Mas nem por isso André Romão identifica lugares ou períodos históricos. As suas palavras possuem a indeterminação simbólica de um poema. Poderão elas sobreviver como texto autónomo desta exposição? “Cada trabalho procura a sua forma de circulação e procuro que ela seja o mais eficaz possível. Varia de peça para peça. Nas peças de som, por exemplo, o texto só existe no local. ‘Vibrant Void’, pelo contrário, é um texto para circular, para ser visto noutros contextos, tem uma abertura muito grande, nasceu como poster para circular, já o expus duas vezes e já foi publicado antes”.
Avançamos na direção das esculturas intituladas “Notes on the history of violence” e “The aristocrat’s dancing shadow”, monocromos negros e verticais de alturas e geometrias diferentes aos quais alguém arremessou pigmentos. O efeito dessa agressão simbólica é pictórico. “É propositado, queria que fossem objetos sedutores, daí o pigmento dourado e o pigmento prego. As imagens são sempre armadilhas. Queria que percorressem uma linha fina, uma lâmina afiada, que fossem agradáveis e violentas ao mesmo tempo. Só isso as poder tornar perigosas”.
As marcas que o pigmento deixa no chão e nas obras criam a ilusão de sombras, de desenhos. “É um risco que se tem de correr. Acredito muito que as obras de arte operam ao nível da sedução, do desejo. É só uma questão de entrega, de comprometimento, de vulnerabilidade. Um abraço pode acabar com uma facada nas costas”. A propósito de ambivalência, as esculturas de André Romão têm uma relação peculiar com o minimalismo. Significam diante de um corpo, diante de uma presença humana; e a eventual ilusão pictórica que provocam não foi um efeito interdito ao próprio minimalismo. Mas não reivindicam o seu absolutismo da forma e da geometria austera, nem a unidade e a neutralidade que lhes estiveram associadas. Sugerem antes uma relação com um imaginário cultural e político, extravasam a narrativa contida no objeto. “Não acredito na autonomia dos objetos. Há [aqui] uma referência crítica ao minimalismo. Um ato de assumir o caráter narrativo e de projeção nos objetos Numa obra de arte tudo é uma projeção, os materiais, as dimensões. Evocam coisas, referem eventos”.
As esculturas mimetizam as dimensões do corpo do artista. A sua altura, largura de ombros, altura da cintura, amplitude de braços. “São corpos no espaço, tornam-se atores numa peça.

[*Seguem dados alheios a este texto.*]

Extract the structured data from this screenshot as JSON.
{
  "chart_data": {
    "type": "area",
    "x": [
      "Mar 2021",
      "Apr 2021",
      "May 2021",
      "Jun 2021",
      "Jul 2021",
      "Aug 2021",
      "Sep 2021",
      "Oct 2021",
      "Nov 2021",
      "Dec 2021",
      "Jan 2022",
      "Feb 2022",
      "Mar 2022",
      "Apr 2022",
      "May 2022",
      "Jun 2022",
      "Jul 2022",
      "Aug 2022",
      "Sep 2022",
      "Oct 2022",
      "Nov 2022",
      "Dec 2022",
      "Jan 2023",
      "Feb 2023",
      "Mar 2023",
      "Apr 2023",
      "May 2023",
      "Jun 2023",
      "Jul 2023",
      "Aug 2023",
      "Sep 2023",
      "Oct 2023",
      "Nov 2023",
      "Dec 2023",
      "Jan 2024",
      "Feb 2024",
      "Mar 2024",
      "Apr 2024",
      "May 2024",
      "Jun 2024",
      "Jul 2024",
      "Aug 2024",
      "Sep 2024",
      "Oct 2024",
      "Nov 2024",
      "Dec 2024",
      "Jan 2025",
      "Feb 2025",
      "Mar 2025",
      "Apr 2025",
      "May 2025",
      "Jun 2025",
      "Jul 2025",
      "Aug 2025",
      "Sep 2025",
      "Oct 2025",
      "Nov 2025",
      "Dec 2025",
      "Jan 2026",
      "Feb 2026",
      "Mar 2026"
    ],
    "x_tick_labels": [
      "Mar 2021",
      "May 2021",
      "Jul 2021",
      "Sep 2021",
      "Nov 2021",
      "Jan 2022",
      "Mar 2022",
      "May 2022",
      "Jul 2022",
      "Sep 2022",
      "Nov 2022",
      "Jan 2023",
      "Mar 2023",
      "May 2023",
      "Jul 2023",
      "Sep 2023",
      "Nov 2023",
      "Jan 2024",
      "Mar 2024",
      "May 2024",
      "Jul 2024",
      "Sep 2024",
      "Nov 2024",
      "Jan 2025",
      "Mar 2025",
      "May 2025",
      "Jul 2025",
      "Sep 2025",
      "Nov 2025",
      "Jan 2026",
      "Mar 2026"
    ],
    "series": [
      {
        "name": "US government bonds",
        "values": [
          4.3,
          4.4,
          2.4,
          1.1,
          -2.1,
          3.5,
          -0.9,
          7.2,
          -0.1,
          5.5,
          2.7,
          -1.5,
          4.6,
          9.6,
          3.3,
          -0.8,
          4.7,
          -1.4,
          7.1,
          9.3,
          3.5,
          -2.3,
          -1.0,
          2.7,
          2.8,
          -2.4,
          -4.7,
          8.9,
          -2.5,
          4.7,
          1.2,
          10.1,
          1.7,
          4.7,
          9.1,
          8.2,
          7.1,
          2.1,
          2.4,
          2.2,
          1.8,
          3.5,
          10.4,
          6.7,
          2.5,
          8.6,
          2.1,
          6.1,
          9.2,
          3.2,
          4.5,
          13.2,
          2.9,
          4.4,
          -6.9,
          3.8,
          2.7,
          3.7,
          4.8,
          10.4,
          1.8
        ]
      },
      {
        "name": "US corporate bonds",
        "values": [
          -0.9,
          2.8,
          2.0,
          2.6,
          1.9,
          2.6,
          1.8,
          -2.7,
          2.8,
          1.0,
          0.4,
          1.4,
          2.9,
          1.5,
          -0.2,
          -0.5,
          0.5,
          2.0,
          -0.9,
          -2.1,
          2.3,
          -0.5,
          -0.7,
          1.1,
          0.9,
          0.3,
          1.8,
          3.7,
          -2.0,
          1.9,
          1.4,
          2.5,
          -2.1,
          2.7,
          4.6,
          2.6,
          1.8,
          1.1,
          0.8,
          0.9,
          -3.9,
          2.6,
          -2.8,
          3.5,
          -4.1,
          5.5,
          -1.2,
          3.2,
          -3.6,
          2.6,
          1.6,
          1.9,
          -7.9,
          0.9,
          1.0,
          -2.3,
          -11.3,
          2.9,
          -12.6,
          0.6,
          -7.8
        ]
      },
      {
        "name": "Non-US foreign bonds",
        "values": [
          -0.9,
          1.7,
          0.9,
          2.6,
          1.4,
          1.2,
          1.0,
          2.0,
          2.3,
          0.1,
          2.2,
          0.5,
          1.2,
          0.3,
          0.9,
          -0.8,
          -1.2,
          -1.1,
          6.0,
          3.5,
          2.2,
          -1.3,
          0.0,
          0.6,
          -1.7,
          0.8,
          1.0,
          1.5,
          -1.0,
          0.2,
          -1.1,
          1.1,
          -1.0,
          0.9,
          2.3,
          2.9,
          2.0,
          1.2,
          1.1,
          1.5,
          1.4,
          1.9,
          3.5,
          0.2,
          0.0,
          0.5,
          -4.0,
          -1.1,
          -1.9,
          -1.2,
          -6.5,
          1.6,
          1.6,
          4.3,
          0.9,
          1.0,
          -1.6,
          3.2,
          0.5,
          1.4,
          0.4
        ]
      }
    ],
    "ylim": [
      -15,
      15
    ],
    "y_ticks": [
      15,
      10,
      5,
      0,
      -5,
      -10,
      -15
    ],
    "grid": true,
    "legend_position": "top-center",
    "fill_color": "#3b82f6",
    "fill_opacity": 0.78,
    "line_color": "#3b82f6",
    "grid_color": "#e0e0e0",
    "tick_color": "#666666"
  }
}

Uma escultura é um corpo, interessa-se saber como reage ao arremesso de um fino pó dourado, como os processos económicos, políticos e culturais se sentem nos ossos”. Impelido por semelhante interrogação, o ato de André Romão confronta-nos com a possibilidade da emancipação estética e participação política, inscrevendo-se, também ele, “na história da escultura que é a história da violência da substituição e da celebração”.